La Malaisie réclame 7,5 milliards de dollars de réparations à la banque d’investissement Goldman Sachs, de Wall Street, qui est accusée de dissimulation du pillage du fonds national, a rapporté le média, citant le ministre des Finances.

La Malaisie a engagé lundi des poursuites pénales contre la banque américaine et deux de ses principaux banquiers pour le déferlement de plusieurs milliards de dollars, les accusant de détournement de fonds, de pots-de-vin et de fausses déclarations lors de la vente d’obligations pour le fonds d’État 1MDB. La banque nie ces accusations, affirmant avoir été victime du précédent gouvernement malaisien corrompu.

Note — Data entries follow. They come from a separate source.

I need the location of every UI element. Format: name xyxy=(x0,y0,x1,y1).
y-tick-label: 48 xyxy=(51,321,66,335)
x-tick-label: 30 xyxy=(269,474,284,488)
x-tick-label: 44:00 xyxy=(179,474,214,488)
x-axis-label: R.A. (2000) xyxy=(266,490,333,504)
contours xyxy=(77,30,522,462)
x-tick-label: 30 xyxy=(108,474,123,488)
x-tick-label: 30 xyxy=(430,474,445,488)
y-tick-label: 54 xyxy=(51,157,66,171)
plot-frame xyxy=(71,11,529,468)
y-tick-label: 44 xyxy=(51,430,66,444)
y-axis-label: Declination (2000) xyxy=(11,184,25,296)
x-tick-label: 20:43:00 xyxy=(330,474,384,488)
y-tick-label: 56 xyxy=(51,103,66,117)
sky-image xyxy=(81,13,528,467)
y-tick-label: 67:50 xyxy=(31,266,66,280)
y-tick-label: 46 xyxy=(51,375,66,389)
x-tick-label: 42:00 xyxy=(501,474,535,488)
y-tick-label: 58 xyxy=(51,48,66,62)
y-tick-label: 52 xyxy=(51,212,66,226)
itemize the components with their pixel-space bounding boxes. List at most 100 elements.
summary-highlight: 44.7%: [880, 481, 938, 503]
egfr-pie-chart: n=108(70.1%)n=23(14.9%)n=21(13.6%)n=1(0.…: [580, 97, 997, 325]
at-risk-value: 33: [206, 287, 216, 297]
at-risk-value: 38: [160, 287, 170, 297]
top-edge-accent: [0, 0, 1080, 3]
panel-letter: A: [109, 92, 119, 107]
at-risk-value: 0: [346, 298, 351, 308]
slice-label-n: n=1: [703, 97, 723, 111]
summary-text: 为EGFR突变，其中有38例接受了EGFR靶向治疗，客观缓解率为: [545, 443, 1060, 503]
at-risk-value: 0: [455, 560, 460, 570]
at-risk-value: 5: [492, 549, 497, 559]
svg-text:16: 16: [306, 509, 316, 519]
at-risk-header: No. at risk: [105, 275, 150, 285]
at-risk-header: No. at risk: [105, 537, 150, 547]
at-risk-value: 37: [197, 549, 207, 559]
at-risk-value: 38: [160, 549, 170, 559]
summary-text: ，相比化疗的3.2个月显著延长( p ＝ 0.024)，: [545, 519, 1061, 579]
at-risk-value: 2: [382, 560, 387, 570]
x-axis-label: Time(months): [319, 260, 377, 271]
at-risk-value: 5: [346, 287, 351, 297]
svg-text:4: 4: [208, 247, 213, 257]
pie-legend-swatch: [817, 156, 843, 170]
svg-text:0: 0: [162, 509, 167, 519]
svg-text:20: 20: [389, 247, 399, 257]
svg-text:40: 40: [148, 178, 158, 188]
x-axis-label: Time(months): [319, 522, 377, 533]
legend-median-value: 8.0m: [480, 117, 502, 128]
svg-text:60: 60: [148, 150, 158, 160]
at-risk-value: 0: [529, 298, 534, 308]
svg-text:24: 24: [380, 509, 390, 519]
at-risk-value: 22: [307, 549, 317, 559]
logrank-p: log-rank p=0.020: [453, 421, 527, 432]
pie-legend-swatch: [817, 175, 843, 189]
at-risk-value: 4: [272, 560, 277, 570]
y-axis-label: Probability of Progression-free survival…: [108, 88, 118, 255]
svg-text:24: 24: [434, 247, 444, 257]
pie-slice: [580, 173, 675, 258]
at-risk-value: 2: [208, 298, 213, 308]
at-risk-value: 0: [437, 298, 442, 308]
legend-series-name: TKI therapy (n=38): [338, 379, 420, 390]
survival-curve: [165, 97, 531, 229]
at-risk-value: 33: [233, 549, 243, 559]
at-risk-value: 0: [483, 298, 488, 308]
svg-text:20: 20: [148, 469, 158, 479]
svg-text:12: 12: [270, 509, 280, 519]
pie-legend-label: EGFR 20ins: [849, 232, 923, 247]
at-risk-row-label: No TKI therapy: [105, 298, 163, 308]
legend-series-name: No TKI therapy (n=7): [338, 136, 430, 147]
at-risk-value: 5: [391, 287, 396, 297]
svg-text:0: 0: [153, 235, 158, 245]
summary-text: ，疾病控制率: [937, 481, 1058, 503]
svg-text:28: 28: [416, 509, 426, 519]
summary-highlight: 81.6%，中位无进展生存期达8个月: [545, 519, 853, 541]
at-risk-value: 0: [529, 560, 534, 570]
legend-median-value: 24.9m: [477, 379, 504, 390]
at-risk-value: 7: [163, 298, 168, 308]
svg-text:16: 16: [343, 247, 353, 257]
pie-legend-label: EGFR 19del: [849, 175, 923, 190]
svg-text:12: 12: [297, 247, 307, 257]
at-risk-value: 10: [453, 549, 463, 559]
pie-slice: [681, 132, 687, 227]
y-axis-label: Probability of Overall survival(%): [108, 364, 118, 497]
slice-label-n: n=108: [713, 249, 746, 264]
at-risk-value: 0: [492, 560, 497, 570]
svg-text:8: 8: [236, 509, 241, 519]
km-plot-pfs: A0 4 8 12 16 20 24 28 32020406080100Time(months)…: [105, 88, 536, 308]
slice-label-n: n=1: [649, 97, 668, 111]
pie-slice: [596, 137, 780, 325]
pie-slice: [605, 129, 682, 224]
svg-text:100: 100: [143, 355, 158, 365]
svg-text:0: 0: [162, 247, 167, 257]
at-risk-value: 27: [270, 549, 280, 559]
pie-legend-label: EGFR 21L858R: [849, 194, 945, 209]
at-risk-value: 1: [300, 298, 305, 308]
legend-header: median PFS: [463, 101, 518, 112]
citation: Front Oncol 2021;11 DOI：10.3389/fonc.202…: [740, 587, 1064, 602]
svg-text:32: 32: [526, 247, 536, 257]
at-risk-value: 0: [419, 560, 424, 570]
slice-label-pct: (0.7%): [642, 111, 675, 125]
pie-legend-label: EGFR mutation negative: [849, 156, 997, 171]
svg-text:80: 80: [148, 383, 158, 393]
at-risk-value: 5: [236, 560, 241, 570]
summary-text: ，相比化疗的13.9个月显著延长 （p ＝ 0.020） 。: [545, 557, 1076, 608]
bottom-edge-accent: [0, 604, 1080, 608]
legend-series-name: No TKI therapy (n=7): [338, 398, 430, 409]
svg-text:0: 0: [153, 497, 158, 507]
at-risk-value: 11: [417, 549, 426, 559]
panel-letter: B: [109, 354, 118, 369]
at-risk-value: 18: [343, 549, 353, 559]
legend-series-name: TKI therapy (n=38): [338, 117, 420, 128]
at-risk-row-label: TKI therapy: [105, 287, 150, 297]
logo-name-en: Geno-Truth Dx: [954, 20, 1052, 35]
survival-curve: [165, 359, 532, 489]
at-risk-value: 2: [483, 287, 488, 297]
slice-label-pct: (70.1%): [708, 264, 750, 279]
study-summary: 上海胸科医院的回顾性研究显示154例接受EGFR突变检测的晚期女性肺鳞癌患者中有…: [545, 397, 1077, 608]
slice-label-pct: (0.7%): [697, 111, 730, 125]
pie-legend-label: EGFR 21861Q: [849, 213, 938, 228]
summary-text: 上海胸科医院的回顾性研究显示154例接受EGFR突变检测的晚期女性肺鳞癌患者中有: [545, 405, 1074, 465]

Goldman Sachs a annoncé des pertes potentielles de 1,8 milliard de dollars dans le cadre de poursuites judiciaires à la suite du scandale de la 1MDB. Reuters a cité l’interview du Financial Times par le ministre malais des Finances Lim Guan Eng.
La Malaisie souhaite que Goldman Sachs retourne non seulement la valeur totale des obligations, qui s’élève à 6,5 milliards de dollars, mais un milliard de dollars supplémentaire. La somme doit couvrir 600 millions de dollars en frais payés à la banque ainsi que des coupons d’obligations qui, selon le ministre, étaient supérieurs au taux du marché.
On ne sait pas encore quelle somme le procureur général Tommy Thomas demandera comme dommages-intérêts dans la poursuite, mais il a déjà été rapporté que les amendes pour les banquiers accusés pourraient s’élever à au moins 1 million de ringgit (240 000 dollars).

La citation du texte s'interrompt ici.